The process of testing and retesting the prototype clubs led to the sole of the clubhead getting fatter. This lowered the clubhead's center of gravity and widened the area that interacts with the grass while striking the ball, which proved to be more forgiving of errant strokes. The women were given traditional shaft lengths to start, but because the industry was using 1950s Census data and women are taller and more athletic now, a trial-and-error process found that a longer shaft length was optimal.
The final word had to come from the women themselves; when they said the irons worked, Ms. O'Connor says, the research was over. The entire design process, from prototypes to tweaked prototypes to the final product, took less than a year, she says.
Mr. Colton, the head of research and development, says computerized design has had a big impact on the speed of product development. One advantage, he says, is that instead of designing each club in a set of irons individually, Callaway was able to get the design of the six iron right and then leave it to the computer to design the rest of the midrange irons, based on about 150 specifications programmed into the computer for how the irons should differ from each other. Designers then take a "bunch of numbers for the club, and a bunch of numbers for the ball" -- data like the mass and center of gravity for each club and the ball's weight and aerodynamic properties -- "virtually collide them, and we can predict how the ball will fly," Mr. Colton says.
Each type of iron still has to be tested to make sure it performs as expected, he says, "but we're talking about a factor of 200% to 300% faster" for the design process.
Up in the Air
The biggest issue for the women Callaway studied was that there wasn't enough of a difference in the shots they were hitting with their various midrange irons. A six iron, for instance, should produce a higher and shorter, but more controlled, shot than a five iron. Bur amateur golfers, especially women, generally lack the swing speed necessary to loft the ball up into the air, Mr. Colton says. So the shot with the six iron flattens out and goes farther, behaving more like a shot with a five iron.
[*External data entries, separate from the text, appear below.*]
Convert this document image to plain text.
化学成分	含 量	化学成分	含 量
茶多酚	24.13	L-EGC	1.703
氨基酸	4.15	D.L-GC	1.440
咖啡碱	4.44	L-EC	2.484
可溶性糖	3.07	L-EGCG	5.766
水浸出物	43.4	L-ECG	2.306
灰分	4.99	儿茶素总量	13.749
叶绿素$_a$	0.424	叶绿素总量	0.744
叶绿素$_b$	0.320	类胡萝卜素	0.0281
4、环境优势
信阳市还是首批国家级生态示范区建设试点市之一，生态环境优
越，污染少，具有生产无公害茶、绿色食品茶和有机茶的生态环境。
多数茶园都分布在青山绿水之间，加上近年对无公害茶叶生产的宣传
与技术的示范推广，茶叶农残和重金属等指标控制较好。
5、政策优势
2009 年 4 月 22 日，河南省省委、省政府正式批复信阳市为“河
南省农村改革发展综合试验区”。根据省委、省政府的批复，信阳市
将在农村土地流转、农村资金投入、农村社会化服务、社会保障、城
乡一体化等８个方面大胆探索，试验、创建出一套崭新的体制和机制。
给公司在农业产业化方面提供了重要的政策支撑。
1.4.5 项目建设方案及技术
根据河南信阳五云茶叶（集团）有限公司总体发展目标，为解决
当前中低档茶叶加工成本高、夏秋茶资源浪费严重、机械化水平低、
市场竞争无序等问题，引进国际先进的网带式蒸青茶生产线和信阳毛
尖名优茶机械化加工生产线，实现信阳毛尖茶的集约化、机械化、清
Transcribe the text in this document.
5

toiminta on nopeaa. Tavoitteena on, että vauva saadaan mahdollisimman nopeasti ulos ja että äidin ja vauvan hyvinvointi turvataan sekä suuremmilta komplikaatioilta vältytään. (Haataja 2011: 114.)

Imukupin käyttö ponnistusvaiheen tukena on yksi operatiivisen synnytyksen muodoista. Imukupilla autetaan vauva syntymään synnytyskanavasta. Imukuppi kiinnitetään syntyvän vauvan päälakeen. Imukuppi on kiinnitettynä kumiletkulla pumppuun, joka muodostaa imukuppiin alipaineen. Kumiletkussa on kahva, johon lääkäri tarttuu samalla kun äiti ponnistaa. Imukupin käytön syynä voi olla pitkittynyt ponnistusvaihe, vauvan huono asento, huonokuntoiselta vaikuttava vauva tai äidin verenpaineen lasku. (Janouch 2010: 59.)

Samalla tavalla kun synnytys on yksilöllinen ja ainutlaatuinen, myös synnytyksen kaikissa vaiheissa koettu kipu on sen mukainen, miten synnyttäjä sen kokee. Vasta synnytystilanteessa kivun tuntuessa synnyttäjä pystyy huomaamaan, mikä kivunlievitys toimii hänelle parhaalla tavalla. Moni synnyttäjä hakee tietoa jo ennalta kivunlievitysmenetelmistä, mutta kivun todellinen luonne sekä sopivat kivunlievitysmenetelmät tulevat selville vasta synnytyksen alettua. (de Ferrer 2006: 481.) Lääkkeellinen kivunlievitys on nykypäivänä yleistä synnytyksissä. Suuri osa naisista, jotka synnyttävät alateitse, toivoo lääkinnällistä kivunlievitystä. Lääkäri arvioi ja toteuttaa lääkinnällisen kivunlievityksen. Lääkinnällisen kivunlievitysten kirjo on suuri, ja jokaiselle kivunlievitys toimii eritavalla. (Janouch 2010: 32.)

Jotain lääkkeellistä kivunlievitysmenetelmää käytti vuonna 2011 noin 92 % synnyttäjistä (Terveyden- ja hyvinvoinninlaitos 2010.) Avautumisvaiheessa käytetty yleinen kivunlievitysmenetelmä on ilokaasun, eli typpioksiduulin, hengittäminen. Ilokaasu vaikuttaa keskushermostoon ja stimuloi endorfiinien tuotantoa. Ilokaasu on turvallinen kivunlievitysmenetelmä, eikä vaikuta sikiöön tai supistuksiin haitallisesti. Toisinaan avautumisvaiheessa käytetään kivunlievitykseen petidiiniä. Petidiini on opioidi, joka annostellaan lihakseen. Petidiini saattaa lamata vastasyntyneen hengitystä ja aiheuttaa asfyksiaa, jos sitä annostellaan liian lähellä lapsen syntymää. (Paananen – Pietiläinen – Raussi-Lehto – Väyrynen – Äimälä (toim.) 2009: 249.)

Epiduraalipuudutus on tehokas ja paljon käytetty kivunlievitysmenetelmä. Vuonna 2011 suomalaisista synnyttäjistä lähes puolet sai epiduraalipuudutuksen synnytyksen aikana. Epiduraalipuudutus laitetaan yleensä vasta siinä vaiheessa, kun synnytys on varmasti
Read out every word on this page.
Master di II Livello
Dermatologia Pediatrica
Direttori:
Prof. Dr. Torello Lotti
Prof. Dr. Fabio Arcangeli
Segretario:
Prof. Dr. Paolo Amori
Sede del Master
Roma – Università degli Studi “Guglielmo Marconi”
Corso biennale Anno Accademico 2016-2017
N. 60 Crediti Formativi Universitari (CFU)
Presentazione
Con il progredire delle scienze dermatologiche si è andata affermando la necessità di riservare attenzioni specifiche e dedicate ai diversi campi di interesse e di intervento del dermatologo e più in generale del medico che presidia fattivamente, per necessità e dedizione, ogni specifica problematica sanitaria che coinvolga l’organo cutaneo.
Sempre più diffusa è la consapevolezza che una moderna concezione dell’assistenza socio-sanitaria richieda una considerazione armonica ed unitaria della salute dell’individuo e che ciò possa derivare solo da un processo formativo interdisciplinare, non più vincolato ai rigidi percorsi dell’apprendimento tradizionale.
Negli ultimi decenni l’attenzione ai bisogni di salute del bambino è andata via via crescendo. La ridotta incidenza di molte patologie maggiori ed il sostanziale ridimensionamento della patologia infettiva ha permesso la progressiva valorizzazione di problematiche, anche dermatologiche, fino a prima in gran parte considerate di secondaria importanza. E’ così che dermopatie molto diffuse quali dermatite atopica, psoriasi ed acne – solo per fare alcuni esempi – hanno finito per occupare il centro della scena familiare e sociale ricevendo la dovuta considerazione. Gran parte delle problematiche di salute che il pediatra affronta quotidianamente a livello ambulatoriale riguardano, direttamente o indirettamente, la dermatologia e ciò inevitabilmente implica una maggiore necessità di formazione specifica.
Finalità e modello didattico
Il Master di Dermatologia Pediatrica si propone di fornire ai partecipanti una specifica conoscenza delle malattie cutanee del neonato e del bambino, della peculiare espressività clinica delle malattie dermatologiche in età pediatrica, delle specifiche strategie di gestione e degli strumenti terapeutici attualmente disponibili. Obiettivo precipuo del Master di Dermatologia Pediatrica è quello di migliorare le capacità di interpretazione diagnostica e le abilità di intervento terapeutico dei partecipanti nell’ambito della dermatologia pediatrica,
Also, he says, because a five iron has a longer shaft than a six iron, golfers tend to make less-solid contact with the five iron. That decreases the distance of the shot, making the five iron behave more like a six iron should. Indeed, Mr. Colton says, amateurs will often hit the ball farther with a six iron than they do with a five iron, which is frustrating because that's the opposite of what they're trying to achieve.
Callaway addressed those problems in several ways with its i-brid design. The clubs' center of gravity has been shifted lower, which can help give the ball the appropriate loft, restoring some differentiation among the irons. They're also lighter, making for faster swing speeds, which also helps loft. And the club faces are designed to produce greater differences in loft from one iron to the next.
In addition, the clubhead isn't a skinny iron blade, it's fat with a wide sole, so the golfer is much more likely to hit the ball cleanly. The bigger clubhead also allows weight to be distributed farther back from the club face and away from the center of the club face. That puts more force behind balls that are hit off-center, making for a more consistent strike. In theory, golf is fun again.
Of course, part of the problem in getting the right clubs into women's hands has little to do with the clubs' design. Ms. O'Connor says her team found that husbands, boyfriends and other "helpful" people "were telling the women things that weren't true" about what clubs would be good for them -- things these people "truly believed and thought they were saying in the best interest [of the women], but they weren't right."